VibeCatch

The Growth Paradox and Employee Satisfaction

Written by Juha Huttunen | Mar 7, 2018 8:45:00 AM

As the global economy picks up speed, many companies are coming up against an unexpected problem: their growth strategies are making them less – rather than more - profitable. Companies facing this paradox are typically so focused on controlling costs that their management practices damage employee satisfaction and the quality of employees’ working lives. As a result, stress levels rise, employee engagement falls and the productivity of the people who are meant to deliver increased profitability nosedives.By contrast, management practices that enhance employee satisfaction and the quality of working life have been shown to boost company performance. In Finland alone, a higher quality of working life would raise company profits by 3 billion euros, according to calculations by Professor Marko Kesti, Adjunct Professor, HRM-Performance at the University of Lapland. Imagine by how much profits could increase in the world’s larger economies!
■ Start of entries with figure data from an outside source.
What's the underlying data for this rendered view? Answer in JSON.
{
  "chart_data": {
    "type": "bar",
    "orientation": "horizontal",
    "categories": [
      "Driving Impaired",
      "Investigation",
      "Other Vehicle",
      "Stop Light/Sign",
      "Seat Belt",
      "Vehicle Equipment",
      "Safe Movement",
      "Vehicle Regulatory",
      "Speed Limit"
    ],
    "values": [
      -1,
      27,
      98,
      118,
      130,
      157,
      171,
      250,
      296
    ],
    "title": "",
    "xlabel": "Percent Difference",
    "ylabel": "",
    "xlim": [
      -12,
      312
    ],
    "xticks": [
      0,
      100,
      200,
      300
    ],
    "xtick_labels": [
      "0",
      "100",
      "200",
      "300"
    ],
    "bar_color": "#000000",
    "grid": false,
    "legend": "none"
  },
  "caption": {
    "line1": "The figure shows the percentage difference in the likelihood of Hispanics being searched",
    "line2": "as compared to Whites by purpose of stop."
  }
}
Employee satisfaction surveys matter

Before you can start making improvements that will make a real difference to employee performance and engagement, you need to conduct an employee satisfaction survey to measure the existing quality of their working lives. That means measuring the right things. Unfortunately, most employee satisfaction surveys fail to do this. They usually provide average employee satisfaction or engagement scores, instead of giving different weights to the various factors that affect employee satisfaction. This makes their data useless.

A far more reliable method of employee satisfaction surveys has been developed by Professor Kesti and VibeCatch. Based on cutting edge research, the Quality of Work Life (QWL) Index not only gives accurate data about employee wellbeing. By highlighting the development needs of each team, this smart survey tool also shows companies what improvement activities they need to undertake in different parts of the organisation.

There is no need to wait until productivity or engagement has fallen before adopting this approach. Measuring employees’ quality of working life and taking management actions to improve this will boost employee engagement and productivity in all circumstances.

Proof that the Quality of Work Life Index delivers results

Some of the companies that have adopted the QWL approach have been surprised by the results. For example, the management board of one large company was sceptical about claims that the QWL approach would increase its profits by a certain amount. Nevertheless, the board gave VibeCatch the go-ahead to measure the quality of working life in 30 of its business units but to make improvements based on data generated by the QWL Index in just 10 units. Annual profits subsequently rose by 4,700 Euros for every employee in those 10 business units. In the other 20 units, profits remained at the same level, prompting the management board to adopt a new HR strategy for the whole company.

The innovations introduced as part of this new strategy covered the working environment, business processes and technology. But most of all they focused on improving the quality of the company’s leadership at all levels. Pointing out that in every organisation there are very good leaders, as well as very poor ones, Professor Kesti argues that poor team leaders are responsible for more losses than good leaders are for generating profits. ‘But when you continue to measure the quality of working life you can reduce this harmful distribution and improve your productivity,’ he says.

Taking the company’s pulse

The key to measuring employee wellbeing effectively is to do it on an on-going basis. The QWL survey, which consists of just 15 questions, can collect anonymous feedback from employees as often as necessary, while an online toolkit will analyse this feedback and recommend management actions that will improve the situation. So you’ll be able to spot and address quality of work life issues before they turn into serious problems that undermine the company’s growth strategy.